To serve forty or so people there's one waitress and two cooks. It never ceases to impress me how here in France a single waiter will manage an entire restaurant. That's not something you will see in Australia, and it sort of goes against the general labour market trend in the two countries. Restaurants and the job of the wait staff are clearly an exception. Actually in a sense in this particular restaurant there are one and a half people serving since the waitress is heavily pregnant. Her enormous tummy is bulging over her pants and other parts of her are also straining at their containing garments. She's already not a small person, and now is doing an amazing job getting around the tiny restaurant.
The two cooks look like they've been working here for decades and look like caricatures: if you saw these characters in a movie you'd say they were overdone. The only thing missing is a half-smoked 'Gitanes' between their lips. One is behind the counter in the tiny open kitchen putting large handfuls of spaghetti into an enormous pot of boiling water and plating up veal escalopes and chips while the other is manning the pizza oven, which is just behind the front door so he's essentially standing in the doorway as he makes his pizza bases.
Although the restaurant is called "L'Entrecôte" - a pretty archetypal name for a French restaurant where you'd expect to find steak-frites, crème brûlée and mousse au chocolat on the menu, this turns out to be a pizza and pasta restaurant. Not quite Italian, since both the pizza and the pasta have a decidedly French influence, but nevertheless it's Italian-inspired.
I spot some flies circling in the open kitchen and am glad I cannot see further around the corner where presumably the salads are being made and the dishes are being washed.
Most of the people in the restaurant are seated at two long tables.
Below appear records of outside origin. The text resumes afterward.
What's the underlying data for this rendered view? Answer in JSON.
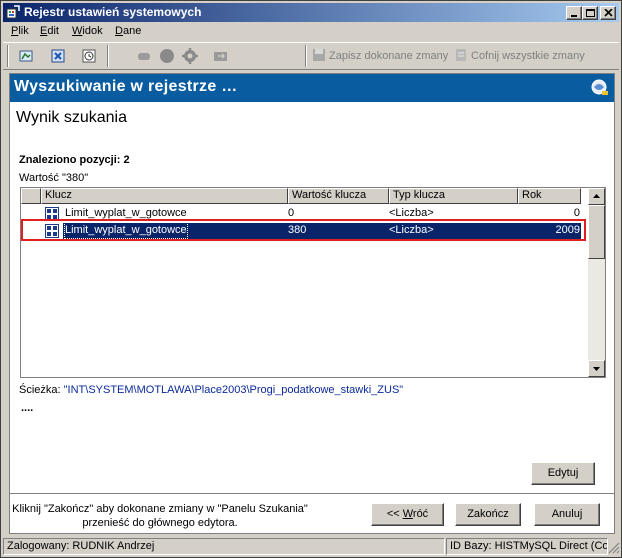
{
  "window": {
    "title": "Rejestr ustawień systemowych"
  },
  "menu": [
    {
      "label": "Plik",
      "key": "P",
      "rest": "lik"
    },
    {
      "label": "Edit",
      "key": "E",
      "rest": "dit"
    },
    {
      "label": "Widok",
      "key": "W",
      "rest": "idok"
    },
    {
      "label": "Dane",
      "key": "D",
      "rest": "ane"
    }
  ],
  "toolbar": {
    "save_label": "Zapisz dokonane zmany",
    "revert_label": "Cofnij wszystkie zmany"
  },
  "header": {
    "title": "Wyszukiwanie w rejestrze …"
  },
  "page": {
    "heading": "Wynik szukania",
    "found_label": "Znaleziono pozycji: 2",
    "value_label": "Wartość \"380\""
  },
  "grid": {
    "columns": [
      "Klucz",
      "Wartość klucza",
      "Typ klucza",
      "Rok"
    ],
    "rows": [
      {
        "key": "Limit_wyplat_w_gotowce",
        "value": "0",
        "type": "<Liczba>",
        "year": "0",
        "selected": false
      },
      {
        "key": "Limit_wyplat_w_gotowce",
        "value": "380",
        "type": "<Liczba>",
        "year": "2009",
        "selected": true
      }
    ]
  },
  "path": {
    "label": "Ścieżka:",
    "value": "\"INT\\SYSTEM\\MOTLAWA\\Place2003\\Progi_podatkowe_stawki_ZUS\""
  },
  "more": "....",
  "buttons": {
    "edit": "Edytuj",
    "back_prefix": "<< ",
    "back_key": "W",
    "back_rest": "róć",
    "finish": "Zakończ",
    "cancel": "Anuluj"
  },
  "hint": {
    "line1": "Kliknij \"Zakończ\" aby dokonane zmiany w \"Panelu Szukania\"",
    "line2": "przenieść do głównego edytora."
  },
  "status": {
    "user": "Zalogowany: RUDNIK Andrzej",
    "db": "ID Bazy: HISTMySQL Direct (Cor"
  },
  "colors": {
    "header_bg": "#0a5ca0",
    "selection_bg": "#0a246a",
    "highlight_border": "#e02020",
    "path_text": "#0a2a9a"
  }
}
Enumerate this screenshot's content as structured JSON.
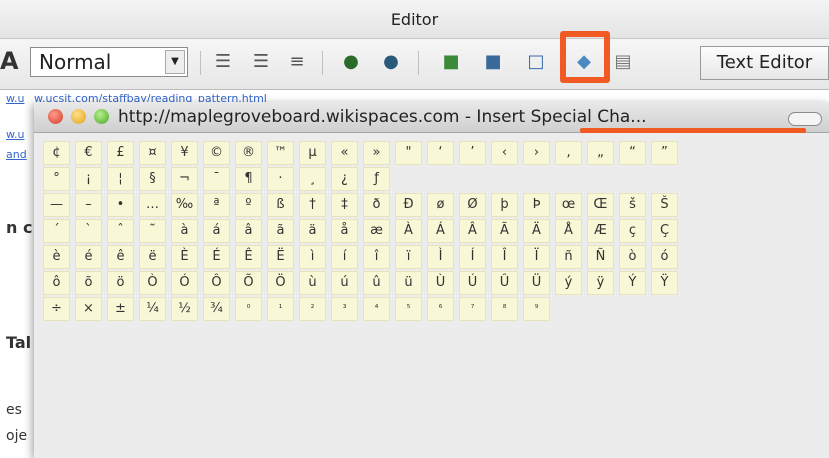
{
  "editor": {
    "title": "Editor",
    "bold_glyph": "A",
    "format_select": {
      "value": "Normal"
    },
    "text_editor_button": "Text Editor"
  },
  "background": {
    "link_url": "w.ucsit.com/staffbay/reading_pattern.html",
    "left_fragments": [
      "w.u",
      "w.u",
      "and",
      "n c",
      "Tal",
      "es",
      "oje"
    ]
  },
  "dialog": {
    "title": "http://maplegroveboard.wikispaces.com - Insert Special Cha...",
    "highlight_color": "#f15a22",
    "char_rows": [
      [
        "¢",
        "€",
        "£",
        "¤",
        "¥",
        "©",
        "®",
        "™",
        "µ",
        "«",
        "»",
        "\"",
        "‘",
        "’",
        "‹",
        "›",
        "‚",
        "„",
        "“",
        "”"
      ],
      [
        "°",
        "¡",
        "¦",
        "§",
        "¬",
        "¯",
        "¶",
        "·",
        "¸",
        "¿",
        "ƒ"
      ],
      [
        "—",
        "–",
        "•",
        "…",
        "‰",
        "ª",
        "º",
        "ß",
        "†",
        "‡",
        "ð",
        "Ð",
        "ø",
        "Ø",
        "þ",
        "Þ",
        "œ",
        "Œ",
        "š",
        "Š"
      ],
      [
        "´",
        "`",
        "ˆ",
        "˜",
        "à",
        "á",
        "â",
        "ã",
        "ä",
        "å",
        "æ",
        "À",
        "Á",
        "Â",
        "Ã",
        "Ä",
        "Å",
        "Æ",
        "ç",
        "Ç"
      ],
      [
        "è",
        "é",
        "ê",
        "ë",
        "È",
        "É",
        "Ê",
        "Ë",
        "ì",
        "í",
        "î",
        "ï",
        "Ì",
        "Í",
        "Î",
        "Ï",
        "ñ",
        "Ñ",
        "ò",
        "ó"
      ],
      [
        "ô",
        "õ",
        "ö",
        "Ò",
        "Ó",
        "Ô",
        "Õ",
        "Ö",
        "ù",
        "ú",
        "û",
        "ü",
        "Ù",
        "Ú",
        "Û",
        "Ü",
        "ý",
        "ÿ",
        "Ý",
        "Ÿ"
      ],
      [
        "÷",
        "×",
        "±",
        "¼",
        "½",
        "¾",
        "⁰",
        "¹",
        "²",
        "³",
        "⁴",
        "⁵",
        "⁶",
        "⁷",
        "⁸",
        "⁹"
      ]
    ]
  }
}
When I arrive the waitress points me to a still-empty space between two groups and I squeeze between the rows until I get to the indicated spot. It's almost convivial, although I detect a certain coldness in the returned "bonjours" of my neighbours who clearly were not expecting someone to join their party. I am in between a group of four (mum dad and daughter with boyfriend) on my left and a young couple on my right. I am facing the kitchen, and together with the two groups on either side of me and the goings-on in the kitchen I have plenty to keep me occupied during the meal.
There are too many notable things happening around me to be able to remember them all, but here are a couple of highlights:
The young guy on my right has ordered a steak with a creamy pepper sauce. When it arrives, his first comment is "where's the mustard?" Even his young girlfriend questions this: "You want mustard with a pepper sauce?". He insists and calls the (rather busy) waitress over to bring him his mustard. "I can't eat steak without mustard".
At the end of the meal the family on my left asks for the bill. The boyfriend rushes to grab is from the waitress before the father can get it - clearly this is going to be his treat! There's a mock argument about who's going to pay for the sake of appearances and he triumphantly pays the bill.
When I finally leave, the restaurant is still completely full inside (the family on my left has been replaced by another party of four). When I get outside I discover that the tables there are also almost all occupied - and it's still just the one waitress! Admittedly, someone from the back (the dishwasher?) has appeared and is helping to re-set the tables, but the food service is still being done by that same waitress, who even manages to say goodbye and thank me for dining with them. I leave impressed.